The 2025 AI Agent Index is a comprehensive research initiative from MIT and Cambridge that documents the technical capabilities, safety features, transparency levels, and ecosystem interactions of 30 state-of-the-art deployed agentic AI systems.
How many AI agents does the 2025 AI Agent Index cover?
The Index covers 30 highly agentic and widely deployed AI systems, selected through rigorous inclusion criteria focusing on autonomy, real-world impact, and practical deployment across enterprise, browser, and consumer categories.
What are the main safety concerns identified in the AI Agent Index?
Key safety concerns include limited transparency from most developers about safety evaluations and societal impacts, insufficient human oversight mechanisms, inconsistent monitoring of real-world agent behavior, and a lack of standardized safety documentation frameworks.
Why is AI agent transparency important for safety?

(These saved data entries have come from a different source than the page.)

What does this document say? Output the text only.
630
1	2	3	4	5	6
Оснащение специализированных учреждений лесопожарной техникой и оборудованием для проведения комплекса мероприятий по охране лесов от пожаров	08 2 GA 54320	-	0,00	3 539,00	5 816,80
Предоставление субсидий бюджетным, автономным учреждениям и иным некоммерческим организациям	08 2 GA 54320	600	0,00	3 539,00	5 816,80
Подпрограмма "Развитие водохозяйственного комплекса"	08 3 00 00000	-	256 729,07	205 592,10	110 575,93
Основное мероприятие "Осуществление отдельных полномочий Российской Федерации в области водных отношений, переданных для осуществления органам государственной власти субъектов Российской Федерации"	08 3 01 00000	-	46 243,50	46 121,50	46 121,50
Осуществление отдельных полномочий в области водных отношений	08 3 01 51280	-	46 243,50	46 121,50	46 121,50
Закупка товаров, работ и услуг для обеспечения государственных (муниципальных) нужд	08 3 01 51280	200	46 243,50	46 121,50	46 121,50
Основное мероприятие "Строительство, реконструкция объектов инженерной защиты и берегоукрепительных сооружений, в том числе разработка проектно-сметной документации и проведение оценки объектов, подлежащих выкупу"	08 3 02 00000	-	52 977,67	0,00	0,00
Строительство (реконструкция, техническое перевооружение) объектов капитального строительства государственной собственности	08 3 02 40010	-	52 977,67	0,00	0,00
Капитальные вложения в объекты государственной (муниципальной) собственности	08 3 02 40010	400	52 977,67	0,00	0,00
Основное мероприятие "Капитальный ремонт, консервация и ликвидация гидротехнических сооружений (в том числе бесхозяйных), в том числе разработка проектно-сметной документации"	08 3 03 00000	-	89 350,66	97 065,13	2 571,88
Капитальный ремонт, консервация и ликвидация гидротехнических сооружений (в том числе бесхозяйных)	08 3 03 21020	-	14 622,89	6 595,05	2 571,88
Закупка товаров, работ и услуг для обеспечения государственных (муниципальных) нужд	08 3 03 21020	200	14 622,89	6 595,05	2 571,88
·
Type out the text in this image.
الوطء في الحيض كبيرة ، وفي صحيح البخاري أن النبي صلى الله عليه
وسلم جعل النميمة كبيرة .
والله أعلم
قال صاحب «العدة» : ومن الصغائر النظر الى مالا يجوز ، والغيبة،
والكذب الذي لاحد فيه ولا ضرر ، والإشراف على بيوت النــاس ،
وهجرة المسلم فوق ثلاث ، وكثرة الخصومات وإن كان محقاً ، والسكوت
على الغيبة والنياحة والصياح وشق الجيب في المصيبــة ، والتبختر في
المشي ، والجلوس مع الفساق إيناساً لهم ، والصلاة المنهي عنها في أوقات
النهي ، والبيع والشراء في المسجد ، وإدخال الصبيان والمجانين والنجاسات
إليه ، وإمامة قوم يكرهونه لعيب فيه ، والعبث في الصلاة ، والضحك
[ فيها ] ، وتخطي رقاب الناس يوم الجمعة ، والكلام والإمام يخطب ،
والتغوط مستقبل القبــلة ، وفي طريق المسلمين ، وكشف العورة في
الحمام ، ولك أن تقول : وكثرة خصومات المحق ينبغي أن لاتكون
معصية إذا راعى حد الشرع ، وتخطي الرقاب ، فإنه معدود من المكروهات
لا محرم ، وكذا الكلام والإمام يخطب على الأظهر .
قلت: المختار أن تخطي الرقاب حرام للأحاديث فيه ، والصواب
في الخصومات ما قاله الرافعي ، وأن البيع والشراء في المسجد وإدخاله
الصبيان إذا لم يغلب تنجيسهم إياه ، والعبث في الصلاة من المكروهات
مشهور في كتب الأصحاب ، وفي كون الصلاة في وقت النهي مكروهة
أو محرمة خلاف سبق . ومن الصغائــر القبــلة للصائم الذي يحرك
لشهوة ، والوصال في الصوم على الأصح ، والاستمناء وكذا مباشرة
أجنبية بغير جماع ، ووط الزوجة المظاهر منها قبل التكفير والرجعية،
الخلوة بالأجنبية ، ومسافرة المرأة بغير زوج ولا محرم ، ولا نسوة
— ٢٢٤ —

Transparency is critical because agentic AI systems can directly cause harm by acting autonomously in the real world, unlike chatbots where humans mediate actions. Without transparent documentation of capabilities, limitations, and safety measures, researchers and policymakers cannot adequately assess and mitigate risks.
How does the AI Agent Index differ from other AI safety benchmarks?
Unlike capability-focused benchmarks, the AI Agent Index uniquely documents safety features, developer transparency, ecosystem interactions, and governance mechanisms across deployed agents, providing a holistic view of the agentic AI landscape rather than just performance metrics.
What categories of AI agents does the Index evaluate?
The Index evaluates agents across three dominant interaction paradigms: browser agents that navigate the web autonomously, agentic chatbots with tool-use capabilities, and customizable enterprise agent builders designed for business workflow automation.